What is fair in the current export:

- matched active vs no-op comparisons on the same wrapped checkpoint,
- held-out procedural seeds for the final proxy benchmark,
- exact no-op and generic-task fallback tests.

What is still missing for a stronger paper-quality comparison:

1. same-initialization `trunk_only` fine-tuned on the same proxy data,
2. same-initialization `trunk + adapter` fine-tuned on the same proxy data,
3. comparison on held-out proxy seeds,
4. comparison on stable real-sim tasks.

## What Is Left To Do

The main remaining work is on real sim benchmarks, not more abstract proxy optimization.

Priority list:

1. Train a fair control:
   - same initialization,
   - `trunk_only` fine-tuned on the same reveal/retrieve proxy data,
   - compare against `trunk + adapter`.

2. Attach the adapter directly to a strong public trunk:
   - official AnyBimanual,
   - official PerAct2 / RVT,
   - or 3D FlowMatch Actor if practical.

3. Validate on stable real-sim tasks:
   - do not trust unstable RLBench tasks with infeasible waypoints,
   - rebuild a trustworthy target-like evaluation subset,
   - keep `dual_push_buttons` as a regression anchor only.
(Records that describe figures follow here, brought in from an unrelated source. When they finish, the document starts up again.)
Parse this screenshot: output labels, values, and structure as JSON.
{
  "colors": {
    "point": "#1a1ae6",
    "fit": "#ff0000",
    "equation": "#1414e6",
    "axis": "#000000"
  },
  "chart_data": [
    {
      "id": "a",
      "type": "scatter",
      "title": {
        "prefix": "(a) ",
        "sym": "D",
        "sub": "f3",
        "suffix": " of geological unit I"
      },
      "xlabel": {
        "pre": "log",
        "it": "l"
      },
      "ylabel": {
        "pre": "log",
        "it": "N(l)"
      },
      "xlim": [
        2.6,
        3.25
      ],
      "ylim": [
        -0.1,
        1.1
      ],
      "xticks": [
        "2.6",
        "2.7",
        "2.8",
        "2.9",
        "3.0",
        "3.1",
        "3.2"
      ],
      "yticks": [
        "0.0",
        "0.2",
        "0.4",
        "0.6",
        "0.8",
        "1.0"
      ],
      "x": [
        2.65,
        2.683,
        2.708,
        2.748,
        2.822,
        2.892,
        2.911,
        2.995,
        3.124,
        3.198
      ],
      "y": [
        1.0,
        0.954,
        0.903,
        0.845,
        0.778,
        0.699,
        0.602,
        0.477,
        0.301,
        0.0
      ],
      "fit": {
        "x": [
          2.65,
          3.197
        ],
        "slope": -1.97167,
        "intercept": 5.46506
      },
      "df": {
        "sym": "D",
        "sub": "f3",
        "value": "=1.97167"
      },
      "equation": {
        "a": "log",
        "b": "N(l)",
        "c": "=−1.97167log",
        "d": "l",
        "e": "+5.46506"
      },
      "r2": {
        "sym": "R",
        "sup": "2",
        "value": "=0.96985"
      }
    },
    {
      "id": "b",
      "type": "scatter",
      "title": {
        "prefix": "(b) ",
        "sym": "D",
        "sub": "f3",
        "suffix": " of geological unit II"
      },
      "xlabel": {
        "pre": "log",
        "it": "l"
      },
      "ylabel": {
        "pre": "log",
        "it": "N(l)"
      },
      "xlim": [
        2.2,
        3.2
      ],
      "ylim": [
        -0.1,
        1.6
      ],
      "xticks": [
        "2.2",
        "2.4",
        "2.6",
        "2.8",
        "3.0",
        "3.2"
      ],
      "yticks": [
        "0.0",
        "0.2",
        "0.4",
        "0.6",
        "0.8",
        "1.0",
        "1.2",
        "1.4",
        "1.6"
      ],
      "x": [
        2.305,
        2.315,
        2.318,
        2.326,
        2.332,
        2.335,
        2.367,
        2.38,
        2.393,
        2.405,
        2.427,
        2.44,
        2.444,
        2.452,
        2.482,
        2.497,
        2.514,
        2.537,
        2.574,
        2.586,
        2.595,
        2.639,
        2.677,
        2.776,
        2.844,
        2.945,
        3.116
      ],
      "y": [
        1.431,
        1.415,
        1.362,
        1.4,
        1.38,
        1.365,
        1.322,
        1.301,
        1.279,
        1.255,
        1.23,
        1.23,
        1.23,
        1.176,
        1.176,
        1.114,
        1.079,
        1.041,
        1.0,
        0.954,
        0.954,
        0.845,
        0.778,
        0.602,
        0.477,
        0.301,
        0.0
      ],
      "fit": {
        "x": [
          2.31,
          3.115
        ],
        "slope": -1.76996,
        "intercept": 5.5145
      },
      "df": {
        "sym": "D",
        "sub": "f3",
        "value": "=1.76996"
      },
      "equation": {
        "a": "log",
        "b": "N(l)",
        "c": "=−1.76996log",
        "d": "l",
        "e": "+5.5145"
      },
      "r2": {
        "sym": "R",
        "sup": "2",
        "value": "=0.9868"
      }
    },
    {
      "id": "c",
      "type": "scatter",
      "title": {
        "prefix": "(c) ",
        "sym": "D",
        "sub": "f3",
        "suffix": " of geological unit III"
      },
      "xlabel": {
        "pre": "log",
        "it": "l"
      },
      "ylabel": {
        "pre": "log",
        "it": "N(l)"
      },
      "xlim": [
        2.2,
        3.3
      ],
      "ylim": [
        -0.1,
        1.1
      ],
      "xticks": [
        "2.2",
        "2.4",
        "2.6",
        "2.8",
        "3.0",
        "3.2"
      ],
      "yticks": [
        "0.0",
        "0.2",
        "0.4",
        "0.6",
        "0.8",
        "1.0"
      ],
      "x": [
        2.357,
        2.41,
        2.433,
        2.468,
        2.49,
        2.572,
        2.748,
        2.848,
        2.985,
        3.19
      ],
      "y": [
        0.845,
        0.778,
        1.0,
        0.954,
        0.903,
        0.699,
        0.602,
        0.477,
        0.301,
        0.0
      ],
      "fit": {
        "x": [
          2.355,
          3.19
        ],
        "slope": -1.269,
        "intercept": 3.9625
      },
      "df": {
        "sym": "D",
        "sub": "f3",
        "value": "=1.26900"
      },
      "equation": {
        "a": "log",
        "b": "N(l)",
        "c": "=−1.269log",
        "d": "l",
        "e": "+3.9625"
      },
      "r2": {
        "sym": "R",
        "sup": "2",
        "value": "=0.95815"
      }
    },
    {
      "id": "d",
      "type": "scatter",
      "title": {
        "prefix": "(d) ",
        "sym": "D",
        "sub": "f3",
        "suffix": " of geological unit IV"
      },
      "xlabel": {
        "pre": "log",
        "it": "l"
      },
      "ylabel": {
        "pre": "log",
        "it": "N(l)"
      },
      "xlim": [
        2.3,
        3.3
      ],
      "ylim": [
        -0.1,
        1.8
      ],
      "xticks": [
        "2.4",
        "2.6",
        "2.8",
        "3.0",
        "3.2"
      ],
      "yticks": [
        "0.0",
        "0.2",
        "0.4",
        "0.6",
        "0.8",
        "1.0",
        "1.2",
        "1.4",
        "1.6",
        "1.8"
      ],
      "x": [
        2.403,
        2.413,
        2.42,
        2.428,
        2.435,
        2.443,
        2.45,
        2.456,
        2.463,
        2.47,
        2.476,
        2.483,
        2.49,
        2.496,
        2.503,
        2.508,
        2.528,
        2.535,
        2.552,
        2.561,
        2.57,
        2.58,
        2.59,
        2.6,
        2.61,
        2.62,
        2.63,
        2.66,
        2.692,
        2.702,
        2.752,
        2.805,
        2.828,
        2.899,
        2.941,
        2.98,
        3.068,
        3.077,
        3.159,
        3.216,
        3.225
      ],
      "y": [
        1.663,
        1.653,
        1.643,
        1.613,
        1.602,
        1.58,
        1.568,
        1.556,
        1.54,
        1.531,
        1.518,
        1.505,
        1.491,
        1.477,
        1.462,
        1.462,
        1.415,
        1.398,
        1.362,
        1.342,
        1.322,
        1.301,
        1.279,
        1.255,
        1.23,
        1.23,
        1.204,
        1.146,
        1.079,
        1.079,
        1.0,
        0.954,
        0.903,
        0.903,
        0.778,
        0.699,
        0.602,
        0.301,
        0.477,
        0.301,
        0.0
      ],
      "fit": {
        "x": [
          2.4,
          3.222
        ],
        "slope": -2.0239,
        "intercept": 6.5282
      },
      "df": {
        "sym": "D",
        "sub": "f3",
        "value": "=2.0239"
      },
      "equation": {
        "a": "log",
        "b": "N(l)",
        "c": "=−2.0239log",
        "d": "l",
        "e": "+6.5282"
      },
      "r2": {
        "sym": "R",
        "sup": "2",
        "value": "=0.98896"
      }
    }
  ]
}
4. Add a deformable / garment benchmark:
   - this is the most relevant public step toward the future suitcase/clothes benchmark.

5. Only after that:
   - revisit larger RLBench sweeps,
   - or collect custom teleop data.

## Repository Layout

- `code/`
  - cleaned code snapshot used for the handoff
- `artifacts/outputs/`
  - current adapter checkpoints and training outputs
- `artifacts/reports/`
  - evaluation and debugging reports
- `artifacts/data/reveal_proxy/`
  - proxy train/val datasets used by this stage
- `legacy/`
  - exact older checkpoints and summaries that the current work depends on
- `docs/`
  - audit, iteration, and completion reports from this handoff
- `setup/`
  - same-machine environment notes and helper scripts

## Recommended Use Of This Repo

Use this repo as:

- the archival handoff state,
- the codebase to continue adapter work from,
- the source of the current checkpoints and benchmark reports,
- the baseline package before moving to real sim validation.

Do **not** use it as evidence that the architecture is already validated on realistic manipulation benchmarks. That validation is what should happen next.